Special Friend – Clipping

Posted by on 16 mai 2026 in Chroniques, Toutes les chroniques

(Howlin Banana, 20 mars 2026)

Au moment où je commence cette chronique, un beau soleil envoie ses rayons régénérants, balayant (presque) les dernières grisailles hivernales (bon, il fait encore que 13 degrés à 16h, this is l’Alsace aussi).
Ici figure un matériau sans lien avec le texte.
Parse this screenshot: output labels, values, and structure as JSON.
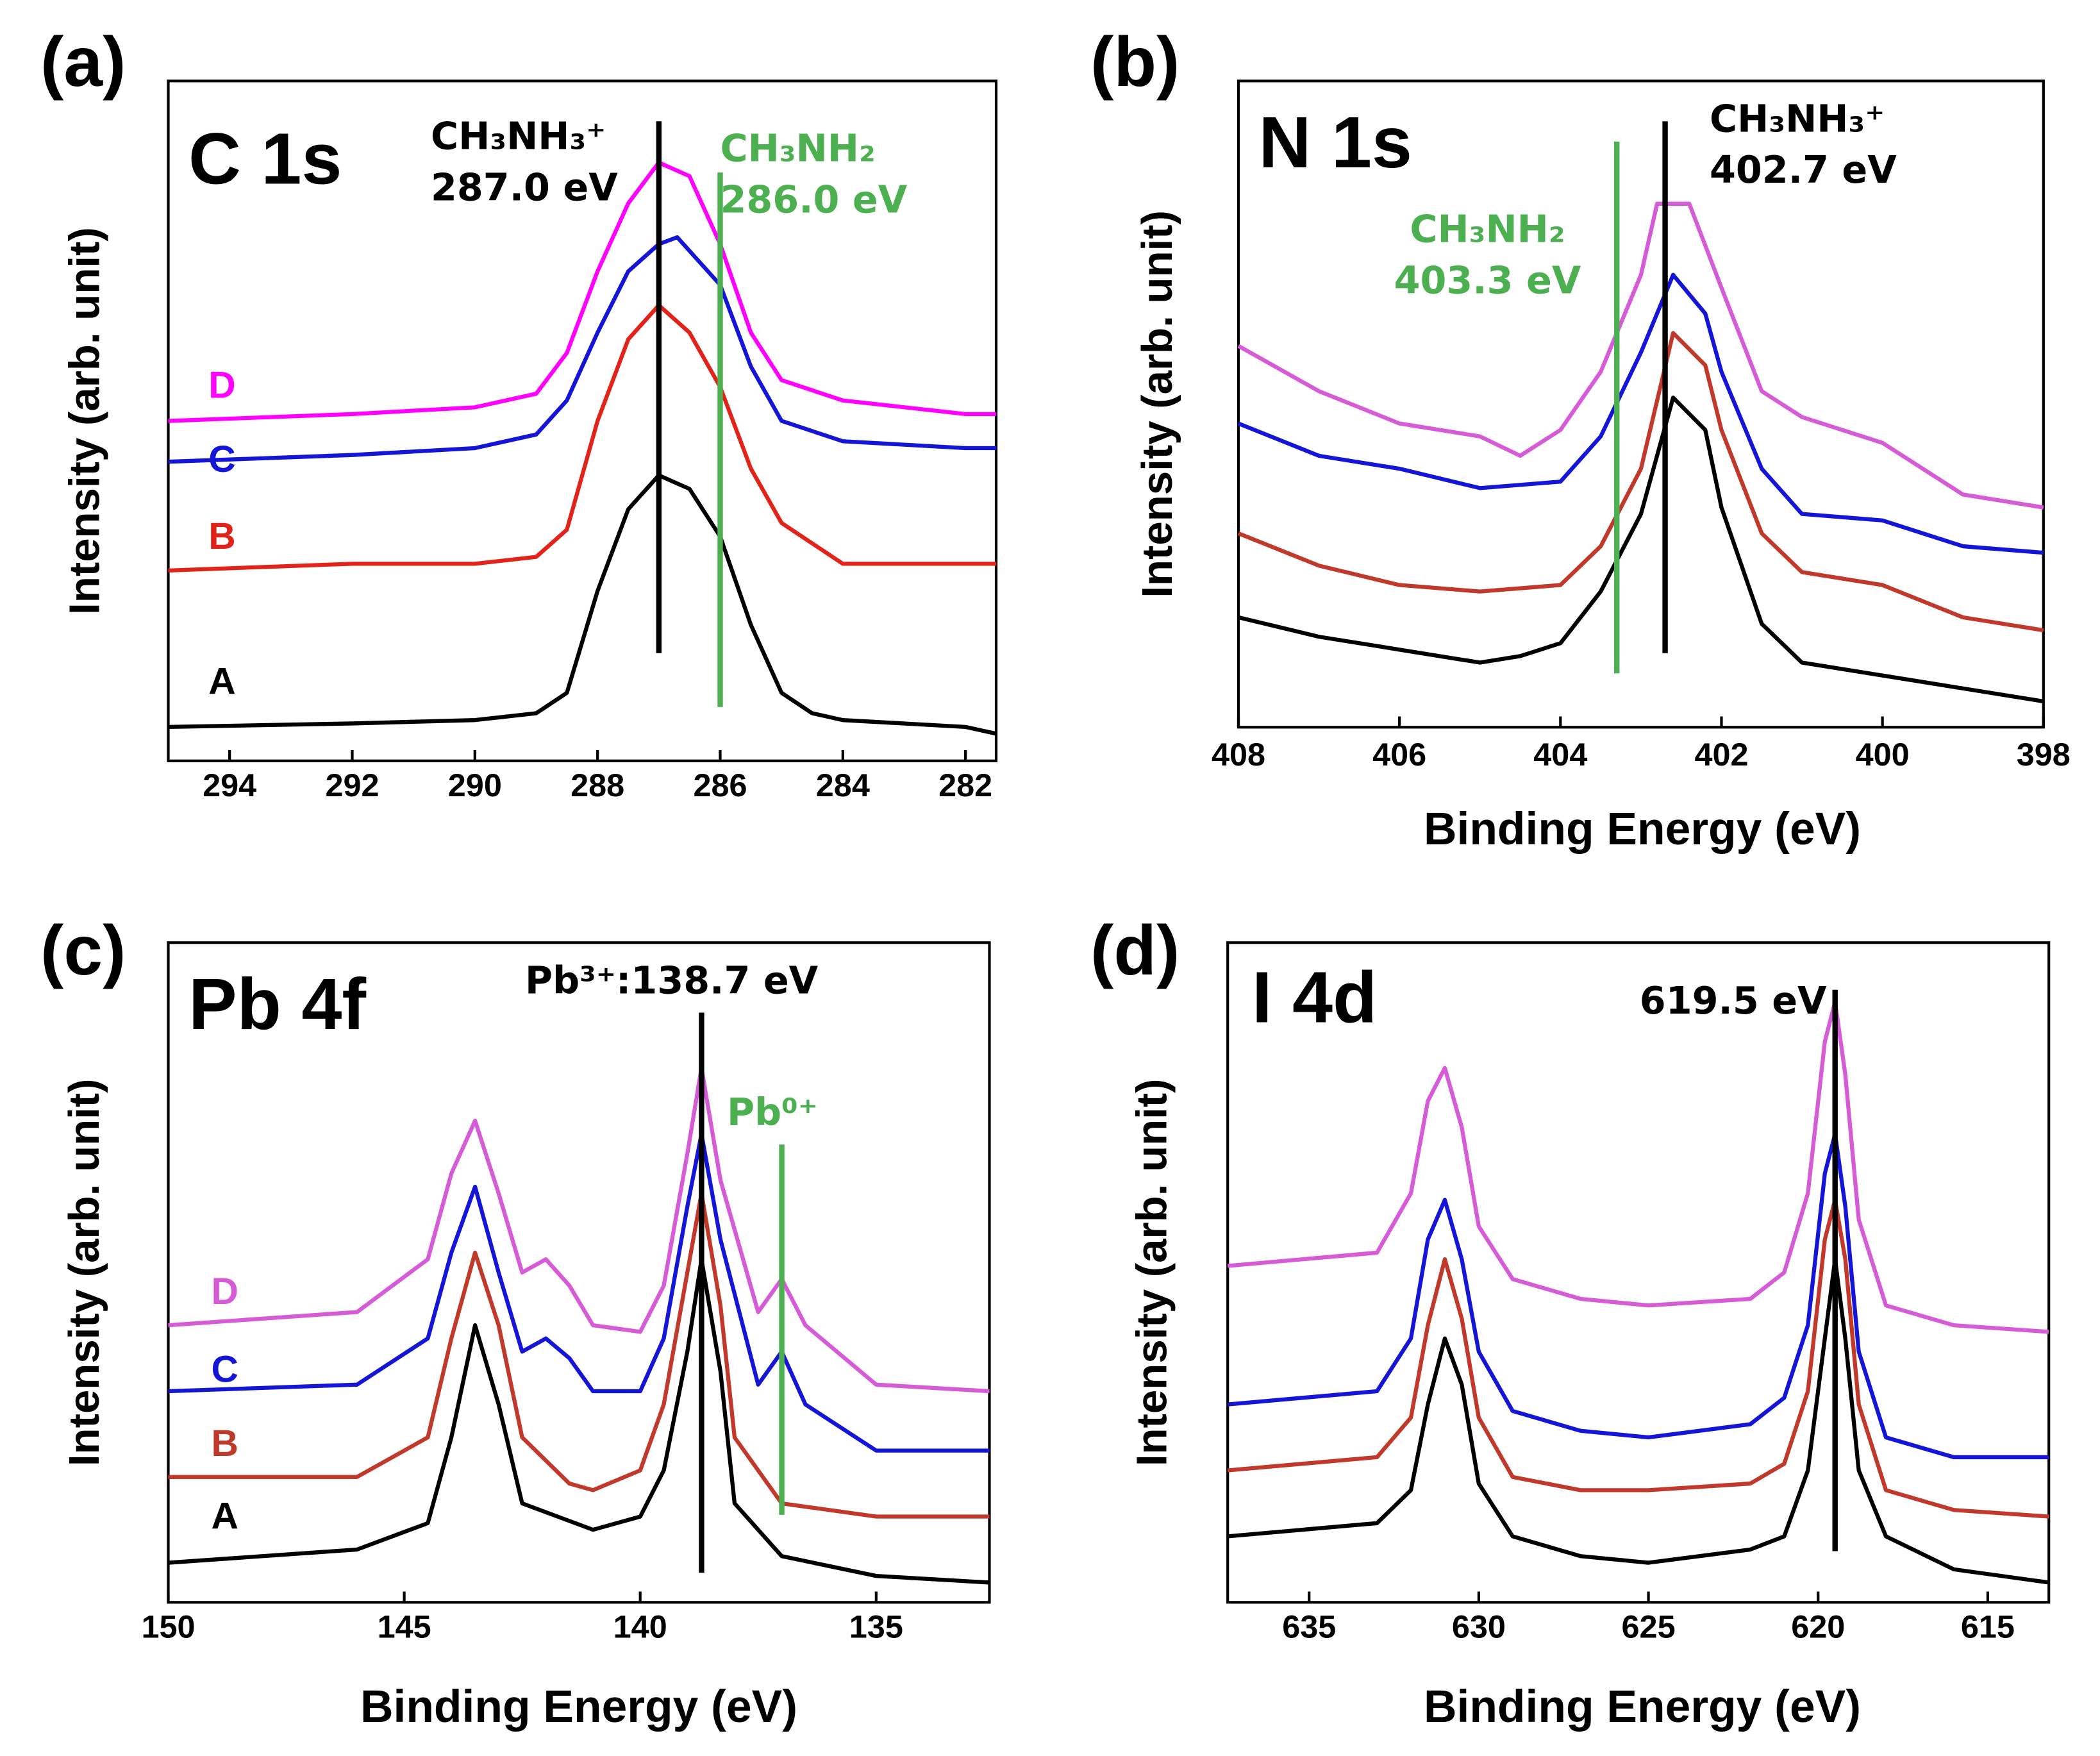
{
  "chart_data": [
    {
      "type": "line",
      "panel_label": "(a)",
      "title": "C 1s",
      "y_label": "Intensity (arb. unit)",
      "xlim": [
        295,
        281.5
      ],
      "xticks": [
        294,
        292,
        290,
        288,
        286,
        284,
        282
      ],
      "ylim": [
        0,
        100
      ],
      "series": [
        {
          "name": "A",
          "color": "#000000",
          "x": [
            295,
            292,
            290,
            289,
            288.5,
            288,
            287.5,
            287,
            286.5,
            286,
            285.5,
            285,
            284.5,
            284,
            282,
            281.5
          ],
          "values": [
            5,
            5.5,
            6,
            7,
            10,
            25,
            37,
            42,
            40,
            33,
            20,
            10,
            7,
            6,
            5,
            4
          ]
        },
        {
          "name": "B",
          "color": "#e2231a",
          "x": [
            295,
            292,
            290,
            289,
            288.5,
            288,
            287.5,
            287,
            286.5,
            286,
            285.5,
            285,
            284.5,
            284,
            282,
            281.5
          ],
          "values": [
            28,
            29,
            29,
            30,
            34,
            50,
            62,
            67,
            63,
            55,
            43,
            35,
            32,
            29,
            29,
            29
          ]
        },
        {
          "name": "C",
          "color": "#1515d8",
          "x": [
            295,
            292,
            290,
            289,
            288.5,
            288,
            287.5,
            287,
            286.7,
            286,
            285.5,
            285,
            284,
            282,
            281.5
          ],
          "values": [
            44,
            45,
            46,
            48,
            53,
            63,
            72,
            76,
            77,
            70,
            58,
            50,
            47,
            46,
            46
          ]
        },
        {
          "name": "D",
          "color": "#ff00ff",
          "x": [
            295,
            292,
            290,
            289,
            288.5,
            288,
            287.5,
            287,
            286.5,
            286,
            285.5,
            285,
            284,
            282,
            281.5
          ],
          "values": [
            50,
            51,
            52,
            54,
            60,
            72,
            82,
            88,
            86,
            76,
            63,
            56,
            53,
            51,
            51
          ]
        }
      ],
      "annotations": [
        {
          "x": 287.0,
          "color": "#000000",
          "label": [
            "CH₃NH₃⁺",
            "287.0 eV"
          ]
        },
        {
          "x": 286.0,
          "color": "#4caf50",
          "label": [
            "CH₃NH₂",
            "286.0 eV"
          ]
        }
      ]
    },
    {
      "type": "line",
      "panel_label": "(b)",
      "title": "N 1s",
      "y_label": "Intensity (arb. unit)",
      "x_label": "Binding Energy (eV)",
      "xlim": [
        408,
        398
      ],
      "xticks": [
        408,
        406,
        404,
        402,
        400,
        398
      ],
      "ylim": [
        0,
        100
      ],
      "series": [
        {
          "color": "#000000",
          "x": [
            408,
            407,
            406,
            405,
            404.5,
            404,
            403.5,
            403,
            402.6,
            402.2,
            402,
            401.5,
            401,
            400,
            399,
            398
          ],
          "values": [
            17,
            14,
            12,
            10,
            11,
            13,
            21,
            33,
            51,
            46,
            34,
            16,
            10,
            8,
            6,
            4
          ]
        },
        {
          "color": "#c0392b",
          "x": [
            408,
            407,
            406,
            405,
            404,
            403.5,
            403,
            402.6,
            402.2,
            402,
            401.5,
            401,
            400,
            399,
            398
          ],
          "values": [
            30,
            25,
            22,
            21,
            22,
            28,
            40,
            61,
            56,
            46,
            30,
            24,
            22,
            17,
            15
          ]
        },
        {
          "color": "#1515d8",
          "x": [
            408,
            407,
            406,
            405,
            404,
            403.5,
            403,
            402.6,
            402.2,
            402,
            401.5,
            401,
            400,
            399,
            398
          ],
          "values": [
            47,
            42,
            40,
            37,
            38,
            45,
            58,
            70,
            64,
            55,
            40,
            33,
            32,
            28,
            27
          ]
        },
        {
          "color": "#d65bd6",
          "x": [
            408,
            407,
            406,
            405,
            404.5,
            404,
            403.5,
            403,
            402.8,
            402.4,
            402,
            401.5,
            401,
            400,
            399,
            398
          ],
          "values": [
            59,
            52,
            47,
            45,
            42,
            46,
            55,
            70,
            81,
            81,
            68,
            52,
            48,
            44,
            36,
            34
          ]
        }
      ],
      "annotations": [
        {
          "x": 403.3,
          "color": "#4caf50",
          "label": [
            "CH₃NH₂",
            "403.3 eV"
          ]
        },
        {
          "x": 402.7,
          "color": "#000000",
          "label": [
            "CH₃NH₃⁺",
            "402.7 eV"
          ]
        }
      ]
    },
    {
      "type": "line",
      "panel_label": "(c)",
      "title": "Pb 4f",
      "y_label": "Intensity (arb. unit)",
      "x_label": "Binding Energy (eV)",
      "xlim": [
        150,
        132.6
      ],
      "xticks": [
        150,
        145,
        140,
        135
      ],
      "ylim": [
        0,
        100
      ],
      "series": [
        {
          "name": "A",
          "color": "#000000",
          "x": [
            150,
            146,
            144.5,
            144,
            143.5,
            143,
            142.5,
            141,
            140,
            139.5,
            139,
            138.7,
            138.3,
            138,
            137,
            135,
            132.6
          ],
          "values": [
            6,
            8,
            12,
            25,
            42,
            30,
            15,
            11,
            13,
            20,
            38,
            52,
            35,
            15,
            7,
            4,
            3
          ]
        },
        {
          "name": "B",
          "color": "#c0392b",
          "x": [
            150,
            146,
            144.5,
            144,
            143.5,
            143,
            142.5,
            141.5,
            141,
            140,
            139.5,
            139,
            138.7,
            138.3,
            138,
            137,
            135,
            132.6
          ],
          "values": [
            19,
            19,
            25,
            40,
            53,
            42,
            25,
            18,
            17,
            20,
            30,
            50,
            62,
            45,
            25,
            15,
            13,
            13
          ]
        },
        {
          "name": "C",
          "color": "#1515d8",
          "x": [
            150,
            146,
            144.5,
            144,
            143.5,
            143,
            142.5,
            142,
            141.5,
            141,
            140,
            139.5,
            139,
            138.7,
            138.3,
            137.5,
            137,
            136.5,
            135,
            132.6
          ],
          "values": [
            32,
            33,
            40,
            53,
            63,
            50,
            38,
            40,
            37,
            32,
            32,
            40,
            60,
            71,
            55,
            33,
            38,
            30,
            23,
            23
          ]
        },
        {
          "name": "D",
          "color": "#d65bd6",
          "x": [
            150,
            146,
            144.5,
            144,
            143.5,
            143,
            142.5,
            142,
            141.5,
            141,
            140,
            139.5,
            139,
            138.7,
            138.3,
            137.5,
            137,
            136.5,
            135,
            132.6
          ],
          "values": [
            42,
            44,
            52,
            65,
            73,
            62,
            50,
            52,
            48,
            42,
            41,
            48,
            68,
            81,
            64,
            44,
            49,
            42,
            33,
            32
          ]
        }
      ],
      "annotations": [
        {
          "x": 138.7,
          "color": "#000000",
          "label": [
            "Pb³⁺:138.7 eV"
          ]
        },
        {
          "x": 137,
          "color": "#4caf50",
          "label": [
            "Pb⁰⁺"
          ]
        }
      ]
    },
    {
      "type": "line",
      "panel_label": "(d)",
      "title": "I 4d",
      "y_label": "Intensity (arb. unit)",
      "x_label": "Binding Energy (eV)",
      "xlim": [
        637.4,
        613.2
      ],
      "xticks": [
        635,
        630,
        625,
        620,
        615
      ],
      "ylim": [
        0,
        100
      ],
      "series": [
        {
          "color": "#000000",
          "x": [
            637.4,
            633,
            632,
            631.5,
            631,
            630.5,
            630,
            629,
            627,
            625,
            622,
            621,
            620.3,
            619.8,
            619.5,
            619.2,
            618.8,
            618,
            616,
            613.2
          ],
          "values": [
            10,
            12,
            17,
            30,
            40,
            33,
            18,
            10,
            7,
            6,
            8,
            10,
            20,
            40,
            52,
            40,
            20,
            10,
            5,
            3
          ]
        },
        {
          "color": "#c0392b",
          "x": [
            637.4,
            633,
            632,
            631.5,
            631,
            630.5,
            630,
            629,
            627,
            625,
            622,
            621,
            620.3,
            619.8,
            619.5,
            619.2,
            618.8,
            618,
            616,
            613.2
          ],
          "values": [
            20,
            22,
            28,
            42,
            52,
            43,
            28,
            19,
            17,
            17,
            18,
            21,
            32,
            55,
            61,
            52,
            30,
            17,
            14,
            13
          ]
        },
        {
          "color": "#1515d8",
          "x": [
            637.4,
            633,
            632,
            631.5,
            631,
            630.5,
            630,
            629,
            627,
            625,
            622,
            621,
            620.3,
            619.8,
            619.5,
            619.2,
            618.8,
            618,
            616,
            613.2
          ],
          "values": [
            30,
            32,
            40,
            55,
            61,
            52,
            38,
            29,
            26,
            25,
            27,
            31,
            42,
            65,
            71,
            60,
            38,
            25,
            22,
            22
          ]
        },
        {
          "color": "#d65bd6",
          "x": [
            637.4,
            633,
            632,
            631.5,
            631,
            630.5,
            630,
            629,
            627,
            625,
            622,
            621,
            620.3,
            619.8,
            619.5,
            619.2,
            618.8,
            618,
            616,
            613.2
          ],
          "values": [
            51,
            53,
            62,
            76,
            81,
            72,
            57,
            49,
            46,
            45,
            46,
            50,
            62,
            85,
            91,
            80,
            58,
            45,
            42,
            41
          ]
        }
      ],
      "annotations": [
        {
          "x": 619.5,
          "color": "#000000",
          "label": [
            "619.5 eV"
          ]
        }
      ]
    }
  ]
}
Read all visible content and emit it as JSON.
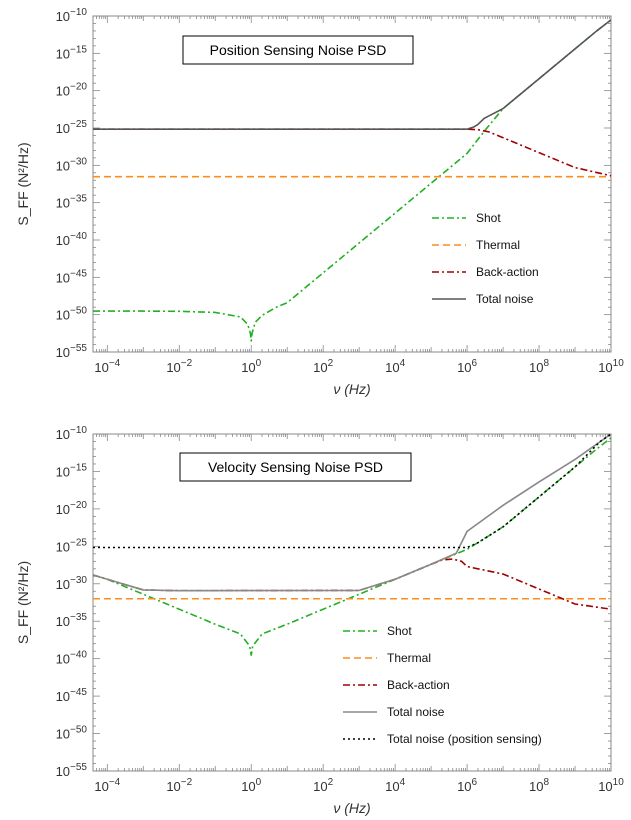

Mais à l’heure de retrouver Special Friend pour son troisième album, il faut dire qu’on a de furieuses envies de printemps. Et le duo, composé d’Erica Ashleson (batterie, chant) et Guillaume Siracusa (guitare, chant), revient avec un disque lumineux qui nous cueille en pleine floraison. Ça fait même longtemps qu’on n’avait pas ressenti ces vibrations solaires de l’indie rock mélodique. Si j’osais, j’emprunterais bien à la BD le terme de « ligne claire » pour désigner le goût du duo parisien pour des compositions minimalistes, qui pourtant, colonisent durablement les oreilles. Ou les yeux au détour d’un artwork très réussi signé Erica Ashleson (il y a même un joli chat and i like that). Ça sort chez Howlin Banana Records, pas les derniers pour le rock indé mélodique, et on trouve à la production, en plus d’Alexis Fugain, Margaux Bouchaudon du groupe En Attendant Ana, soit mon dernier gros coup de cœur frenchy en matière d’indie pop qui met le sourire. Association de bienfaiteurs. 

Et le résultat est à la hauteur. Les compositions sont élégantes, et gagnent sur ce disque une nouvelle ampleur. Lorgnant toujours avec brio vers le meilleur versant pop d’un Yo La Tengo, au gré d’une guitare lead bien fuzzy, comme sur le superbe « Clipping ». Les harmonies vocales du duo, superbes, irradient cette power pop (« Paints a Picture », « Unwound ») qui n’hésite pas à moduler le tempo, prendre la poudre d’escampette dès le « Breakfast » avalé (joli combo avec « Theoretical »), ou contempler, mélancolique, en slowcore motion, le temps qui passe (« Sanctuary », « Mold » voire l’interlude lo-fi de « Village »). Mais on trouve également de bien jolies ballades folk, parfois lézardées d’une guitare au grain délicieusement overdrivé (« Nothing », « Isolation »). Et au jeu des similitudes, le duo parisien pourra parfois ainsi évoquer d’autres duos créatifs, comme ceux de King Hannah ou de Low. Au rang des surprises, on se délectera avec gourmandise au son noisy du génial « Mustard », qui vrombit tout synthés en avant. Et envoie valser la sinistrose ambiante dans un outro ascensionnel du plus bel effet. Un plus loin, on flânera au gré des rêveries kraut sur le final minimaliste et inattendu de « 000 », qui clôture en apesanteur et un peu plus de sept minutes ce disque sans fausse note. Et de quelle manière !

Vous l’aurez compris, Special Friend continue d’être ce talentueux représentant de l’indie-rock frenchy… et un compagnon bienvenu dans ces temps où une belle mélodie peut sauver bien des journées sclérosées par la folie du monde.